There are certain facts that the Burakumin should remember. It was when the Zenkoku Suiheisha, a campaigning organization for the elimination of discrimination and self-liberation, formed an alliance with the Korean minority Pekuchon’s organization, Hyŏngp'yŏngsa. From 1910 onwards, the Japanese imperialist policy was one of assimilation, oppression, racism and segregation. Dōbun dōshu dōkanai is a concept of ethnic oppression and assimilation, and its message can be understood as being stated in the context of self-identifying one's own cultural superiority as Japanese in relation to the Korean people. This was essentially Orientalism.

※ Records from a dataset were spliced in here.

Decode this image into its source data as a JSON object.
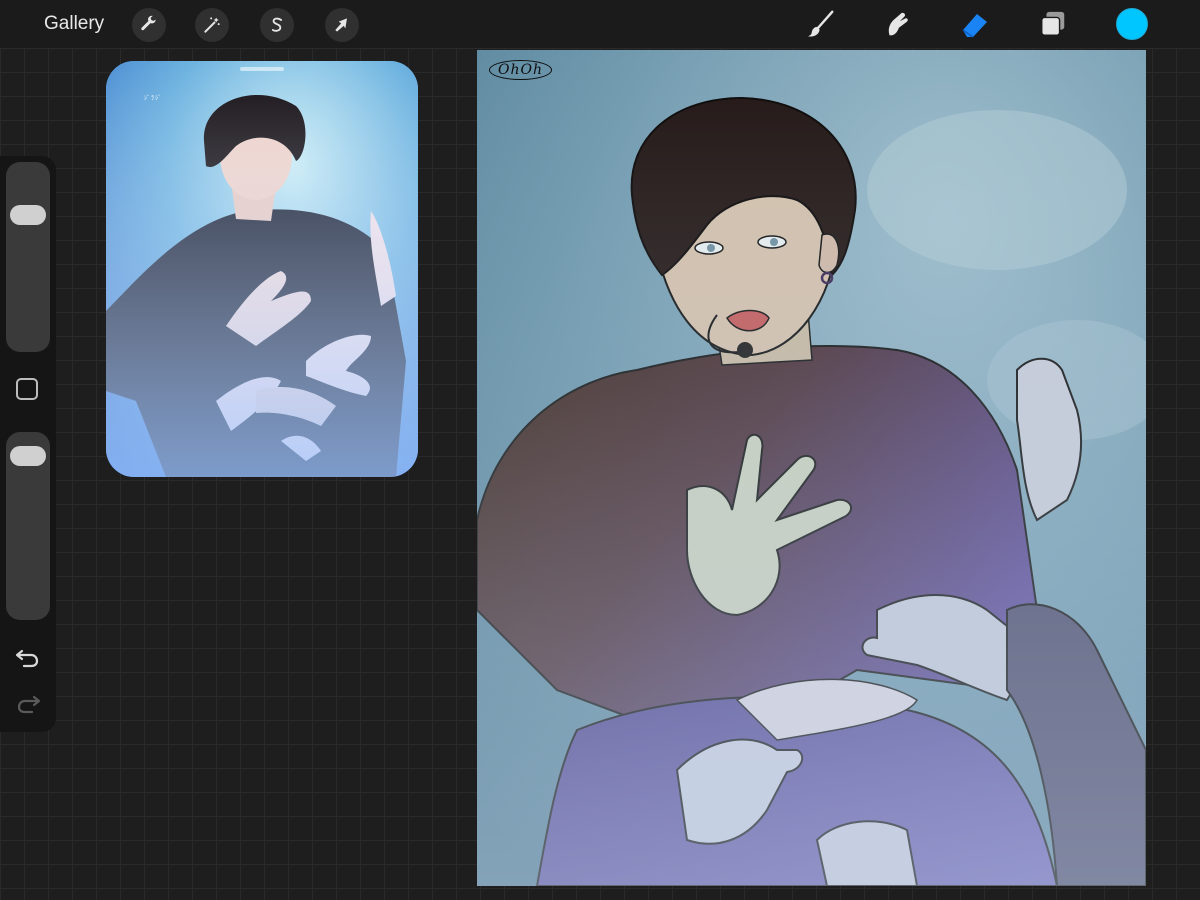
{
  "topbar": {
    "gallery_label": "Gallery",
    "left_tools": [
      {
        "name": "actions",
        "icon": "wrench-icon"
      },
      {
        "name": "adjustments",
        "icon": "magic-wand-icon"
      },
      {
        "name": "selection",
        "icon": "selection-s-icon"
      },
      {
        "name": "transform",
        "icon": "arrow-cursor-icon"
      }
    ],
    "right_tools": [
      {
        "name": "brush",
        "icon": "brush-icon"
      },
      {
        "name": "smudge",
        "icon": "smudge-finger-icon"
      },
      {
        "name": "eraser",
        "icon": "eraser-icon",
        "active": true
      },
      {
        "name": "layers",
        "icon": "layers-icon"
      }
    ],
    "current_color": "#00c6ff",
    "active_tool_color": "#1a84f5"
  },
  "sidebar": {
    "brush_size_level": 0.24,
    "opacity_level": 0.07,
    "icons": [
      "square-modify-icon",
      "undo-icon",
      "redo-icon"
    ]
  },
  "reference": {
    "watermark": "ｼﾞﾗｼﾞ"
  },
  "canvas": {
    "signature": "OhOh"
  }
}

It is thought that racism and Orientalism as the people of an Asian suzerain state clearly emerged from the founding period in the Zenkoku Suiheisha, which led the movement for the liberation of minorities who were subject to discrimination and oppression. Although activists of the Suiheisha advocated protest anti-Buraku discrimination, they were ultimately as ideologically vulnerable as ordinary Japanese. Looking back with reference to Michel Foucault, the Suiheisha ideology would also have been the only aspect in which they could think of a reason to kill enemies of state.
The post-war BLM which succeeded the Zenkoku Suiheisha also failed to realize its ideological vulnerability. Researchers who supported the BLM only praised that movement. For example, the Suiheisha Declaration of 1922 is said to be the oldest human rights declaration in Japan. However, in 1919, before the Suiheisha Declaration, the Korean independence movement had already published the Declaration of the March First Movement. The March First Movement was the largest independence movement that arose in resistance to the Japanese imperialist colonial rule (annexation of Korea) in 1910. Based on the principle of national self-determination, the movement appealed to the world about the injustice of Japanese colonial rule and announced that declaration at Pagoda Park in Seoul (at that time, Japan called it Keijo-fu). The Japanese Governor-General of Korea suppressed the movement with troops and police, resulting in thousands of deaths and nearly 50,000 arrests. This essay is not a scrubby discussion of which came first, the establishment of Suiheisha or the March First Movement. It is concerned with the positionality of the Burakumin. At the time, the Korean peninsula was under Japanese rule. So why is this March First declaration not also discussed within the BLM? By emphasizing the anti-military struggle of the soldiers from the Buraku and not criticizing the ideological vulnerability of Orientalism stemming from the inherent colonialism of Japanese imperialism, does this not diminish the value of the Suiheisha? Silence is a sin.